Generative adversarial network (GAN) is a DNN framework for data synthetization. It becomes a practical solution for medical image generation when a proper constraint is added to control the GAN generator to produce images belonging to a preferred domain. In this study, we propose an adaptive cycle-consistent adversarial network (Ad Cycle GAN) with pretrained DNN to add extra penalty to GAN architecture as a dynamic criterion to control the synthesized medical images to the desired domain while it still good diversity for significant medical patterns. To evaluate the GAN performance, we respectively use a COVID-19 chest X-ray dataset (2,347 images) and a malaria blood cell dataset (19,578 images) to optimize the new Ad Cycle GAN. The synthesized images are evaluated by classification accuracy, Frechet Inception Distance (FID), and subjective evaluation. The initiative results both indicate that over 99% of the synthesize medical images by Ad Cycle GAN are classified to the desired category, which very low FID scores, which reflects they are homogeneous.

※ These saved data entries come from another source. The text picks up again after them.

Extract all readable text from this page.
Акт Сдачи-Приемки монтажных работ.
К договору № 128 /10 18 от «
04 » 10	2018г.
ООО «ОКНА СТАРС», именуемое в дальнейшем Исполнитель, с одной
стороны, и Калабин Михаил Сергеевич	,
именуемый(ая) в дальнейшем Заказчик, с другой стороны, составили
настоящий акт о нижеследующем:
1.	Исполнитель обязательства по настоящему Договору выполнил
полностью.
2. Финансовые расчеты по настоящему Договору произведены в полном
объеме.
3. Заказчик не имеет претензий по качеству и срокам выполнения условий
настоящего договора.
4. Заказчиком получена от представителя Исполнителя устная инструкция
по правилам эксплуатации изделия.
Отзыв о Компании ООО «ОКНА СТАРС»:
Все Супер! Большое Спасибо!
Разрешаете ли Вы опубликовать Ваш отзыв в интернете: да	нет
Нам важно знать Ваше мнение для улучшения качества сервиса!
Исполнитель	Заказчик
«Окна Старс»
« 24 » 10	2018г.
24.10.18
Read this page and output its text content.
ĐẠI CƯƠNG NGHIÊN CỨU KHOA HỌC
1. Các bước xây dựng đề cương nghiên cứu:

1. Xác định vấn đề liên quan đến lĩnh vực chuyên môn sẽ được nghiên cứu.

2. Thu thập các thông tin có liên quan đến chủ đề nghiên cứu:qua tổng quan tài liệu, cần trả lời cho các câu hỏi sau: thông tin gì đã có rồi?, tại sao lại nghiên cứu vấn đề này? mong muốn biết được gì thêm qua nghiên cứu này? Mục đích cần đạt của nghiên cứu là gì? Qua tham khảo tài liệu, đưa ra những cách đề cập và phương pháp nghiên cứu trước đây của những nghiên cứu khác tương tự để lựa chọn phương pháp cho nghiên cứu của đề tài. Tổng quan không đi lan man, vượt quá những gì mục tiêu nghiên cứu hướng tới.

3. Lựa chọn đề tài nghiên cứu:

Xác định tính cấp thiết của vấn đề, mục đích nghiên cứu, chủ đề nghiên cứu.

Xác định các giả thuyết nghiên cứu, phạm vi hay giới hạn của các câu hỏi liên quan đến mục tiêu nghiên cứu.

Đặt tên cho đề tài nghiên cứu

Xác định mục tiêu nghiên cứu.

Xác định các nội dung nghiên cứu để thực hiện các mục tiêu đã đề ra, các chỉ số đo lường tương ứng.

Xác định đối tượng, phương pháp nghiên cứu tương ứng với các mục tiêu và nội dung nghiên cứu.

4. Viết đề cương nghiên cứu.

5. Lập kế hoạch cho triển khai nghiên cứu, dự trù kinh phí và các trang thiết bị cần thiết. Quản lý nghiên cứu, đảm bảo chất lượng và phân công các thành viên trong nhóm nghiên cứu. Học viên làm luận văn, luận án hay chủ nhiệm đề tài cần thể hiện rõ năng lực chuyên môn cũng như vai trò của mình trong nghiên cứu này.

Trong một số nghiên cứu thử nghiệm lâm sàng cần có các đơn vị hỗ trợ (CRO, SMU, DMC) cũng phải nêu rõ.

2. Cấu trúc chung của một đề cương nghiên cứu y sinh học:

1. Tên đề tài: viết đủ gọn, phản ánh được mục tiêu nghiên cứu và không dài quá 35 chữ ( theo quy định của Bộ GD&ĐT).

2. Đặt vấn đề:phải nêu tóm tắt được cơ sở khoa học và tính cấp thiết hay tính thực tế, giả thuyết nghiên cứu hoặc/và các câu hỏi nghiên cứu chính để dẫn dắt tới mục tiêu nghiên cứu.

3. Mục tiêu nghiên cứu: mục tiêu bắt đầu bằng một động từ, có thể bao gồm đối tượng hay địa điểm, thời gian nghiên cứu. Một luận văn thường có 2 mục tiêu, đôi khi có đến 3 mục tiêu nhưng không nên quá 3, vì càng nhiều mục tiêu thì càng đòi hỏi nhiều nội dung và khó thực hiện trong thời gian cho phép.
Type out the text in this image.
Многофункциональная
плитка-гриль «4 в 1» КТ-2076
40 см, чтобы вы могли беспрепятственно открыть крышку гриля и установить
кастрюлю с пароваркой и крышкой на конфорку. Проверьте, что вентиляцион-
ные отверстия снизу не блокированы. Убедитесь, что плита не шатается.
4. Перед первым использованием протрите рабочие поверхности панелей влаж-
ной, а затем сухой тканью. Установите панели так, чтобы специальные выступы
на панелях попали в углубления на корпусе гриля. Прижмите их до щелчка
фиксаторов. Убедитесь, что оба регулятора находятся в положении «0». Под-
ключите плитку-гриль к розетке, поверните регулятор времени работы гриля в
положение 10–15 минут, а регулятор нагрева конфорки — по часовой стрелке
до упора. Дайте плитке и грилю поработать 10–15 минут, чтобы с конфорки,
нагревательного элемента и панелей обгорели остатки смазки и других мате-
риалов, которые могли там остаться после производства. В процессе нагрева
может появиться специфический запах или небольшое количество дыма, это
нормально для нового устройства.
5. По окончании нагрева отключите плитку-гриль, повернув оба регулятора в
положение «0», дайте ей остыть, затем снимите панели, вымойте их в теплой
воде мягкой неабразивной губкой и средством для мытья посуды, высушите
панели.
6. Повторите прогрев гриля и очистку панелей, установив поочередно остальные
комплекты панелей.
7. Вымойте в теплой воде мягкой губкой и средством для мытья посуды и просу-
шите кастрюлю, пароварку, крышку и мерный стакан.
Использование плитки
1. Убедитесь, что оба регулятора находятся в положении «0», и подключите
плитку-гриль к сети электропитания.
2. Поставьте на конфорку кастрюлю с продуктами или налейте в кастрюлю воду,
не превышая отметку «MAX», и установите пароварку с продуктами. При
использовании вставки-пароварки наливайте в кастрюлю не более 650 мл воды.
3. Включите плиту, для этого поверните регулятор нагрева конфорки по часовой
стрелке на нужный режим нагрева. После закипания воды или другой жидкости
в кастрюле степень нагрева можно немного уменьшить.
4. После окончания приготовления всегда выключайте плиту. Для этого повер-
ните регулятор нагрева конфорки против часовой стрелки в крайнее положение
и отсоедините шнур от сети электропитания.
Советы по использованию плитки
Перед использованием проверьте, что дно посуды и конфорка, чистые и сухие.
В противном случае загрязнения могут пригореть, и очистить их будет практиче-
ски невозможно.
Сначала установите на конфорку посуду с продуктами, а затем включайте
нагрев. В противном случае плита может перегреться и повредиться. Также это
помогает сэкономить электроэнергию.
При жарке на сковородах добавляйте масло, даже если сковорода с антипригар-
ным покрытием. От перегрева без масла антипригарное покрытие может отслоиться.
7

In addition, the generated images demonstrate enough diversity and good subjective quality given the complexity of the image patterns.

In conclusion, the new Ad Cycle GAN can accurately generate synthetic medical images to the desired domain compared to the original Cycle GAN. The dynamic criterion provides effective control to the GAN architecture to generate desirable medical images with complex discriminative pattern associate with medical expertise.